Je suis d'accord avec vous aussi, mais le problème avec l'iPhone 7 (et c'était le cas avec les iPhone 6 et 6s) est qu'il est extrêmement glissant et une coque au delà de le protéger procure aussi un bon grip et donc un sentiment de sécurité lors de la prise main.  J'étais passé d'une version Noir avec une Version Silver dont la matière me donne l'impression d'une meilleure prise en main (il glisse moins), mais ce n'est pas suffisant pour me donner une impression total de sécurité...
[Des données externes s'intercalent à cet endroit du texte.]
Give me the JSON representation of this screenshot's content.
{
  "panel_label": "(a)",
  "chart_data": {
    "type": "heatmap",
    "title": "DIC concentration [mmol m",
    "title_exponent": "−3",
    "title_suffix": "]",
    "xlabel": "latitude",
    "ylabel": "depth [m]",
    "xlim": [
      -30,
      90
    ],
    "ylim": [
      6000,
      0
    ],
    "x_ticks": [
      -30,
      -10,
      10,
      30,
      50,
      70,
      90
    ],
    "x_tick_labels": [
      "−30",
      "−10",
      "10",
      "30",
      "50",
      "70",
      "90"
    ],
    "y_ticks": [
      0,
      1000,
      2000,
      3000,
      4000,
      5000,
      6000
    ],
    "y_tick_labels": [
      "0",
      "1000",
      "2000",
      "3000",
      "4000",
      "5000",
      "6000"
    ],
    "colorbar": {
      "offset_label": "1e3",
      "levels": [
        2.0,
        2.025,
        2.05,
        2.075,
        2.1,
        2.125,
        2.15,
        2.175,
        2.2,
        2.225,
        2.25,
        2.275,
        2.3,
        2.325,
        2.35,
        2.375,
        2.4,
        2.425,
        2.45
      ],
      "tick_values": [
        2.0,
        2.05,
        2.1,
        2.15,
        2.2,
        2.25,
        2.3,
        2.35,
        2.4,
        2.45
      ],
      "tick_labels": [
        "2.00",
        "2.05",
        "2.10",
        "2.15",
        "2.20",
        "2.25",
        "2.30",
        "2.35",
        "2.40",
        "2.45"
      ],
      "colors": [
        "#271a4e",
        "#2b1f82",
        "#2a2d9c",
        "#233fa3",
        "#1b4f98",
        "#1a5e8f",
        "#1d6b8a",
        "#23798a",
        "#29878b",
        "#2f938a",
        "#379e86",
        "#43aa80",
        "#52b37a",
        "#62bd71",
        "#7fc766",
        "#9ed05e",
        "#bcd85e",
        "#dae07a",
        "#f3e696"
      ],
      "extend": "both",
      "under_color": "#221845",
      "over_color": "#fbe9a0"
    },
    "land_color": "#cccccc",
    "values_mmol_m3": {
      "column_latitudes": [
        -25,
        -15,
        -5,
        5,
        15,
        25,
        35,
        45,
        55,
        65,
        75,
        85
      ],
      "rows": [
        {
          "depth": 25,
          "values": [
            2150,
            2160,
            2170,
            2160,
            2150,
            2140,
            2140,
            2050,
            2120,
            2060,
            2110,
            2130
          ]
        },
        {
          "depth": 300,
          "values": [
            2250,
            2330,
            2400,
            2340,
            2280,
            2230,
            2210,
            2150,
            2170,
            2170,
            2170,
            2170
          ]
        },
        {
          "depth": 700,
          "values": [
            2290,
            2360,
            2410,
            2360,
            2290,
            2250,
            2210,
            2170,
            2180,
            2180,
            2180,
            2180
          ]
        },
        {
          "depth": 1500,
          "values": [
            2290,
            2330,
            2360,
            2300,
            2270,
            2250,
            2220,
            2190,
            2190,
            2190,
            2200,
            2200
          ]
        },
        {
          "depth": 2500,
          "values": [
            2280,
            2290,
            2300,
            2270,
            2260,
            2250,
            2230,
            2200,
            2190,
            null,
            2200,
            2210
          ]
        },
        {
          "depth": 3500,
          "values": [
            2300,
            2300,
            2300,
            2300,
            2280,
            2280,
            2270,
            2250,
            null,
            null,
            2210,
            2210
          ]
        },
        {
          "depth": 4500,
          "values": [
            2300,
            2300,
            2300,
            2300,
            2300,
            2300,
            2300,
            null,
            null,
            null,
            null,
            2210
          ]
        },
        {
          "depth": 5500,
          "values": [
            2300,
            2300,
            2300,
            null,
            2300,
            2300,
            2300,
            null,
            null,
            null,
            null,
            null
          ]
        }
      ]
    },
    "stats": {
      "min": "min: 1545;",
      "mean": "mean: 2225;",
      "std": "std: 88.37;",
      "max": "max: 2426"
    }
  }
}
Je suis passé par une coque Spigen transparente pour voir la couleur et le design mais bon je préférerais sans coque. Mais mettre une coque peut aussi préserver le Design car une fois tombé, l'iPhone est "cabossé" ou la vitre de l'écran Brisée et pour le coup le design en prend un coup... (plus les  éventuels coûts générés).


----------



## mobile83 (7 Novembre 2016)

C'est surtout le film en verre trempé sur la version noir uniquement qui tue complètement le design. 

Je suis donc pas le seul à trouver ça horrible [emoji14]

Je vais écrire un livre pour parler de notre philosophie à nous, ceux qui veulent profiter du design. 

Je l'appellerai : les sans coques [emoji23]


----------



## Vanton (7 Novembre 2016)

Personnellement je touche du bois, je n'ai jamais cassé mes iPhone, depuis 2009. Ils ont pris quelques coups parfois mais jamais au point de briser l'écran ou la coque arrière. Je sais pas si c'est de la chance...


----------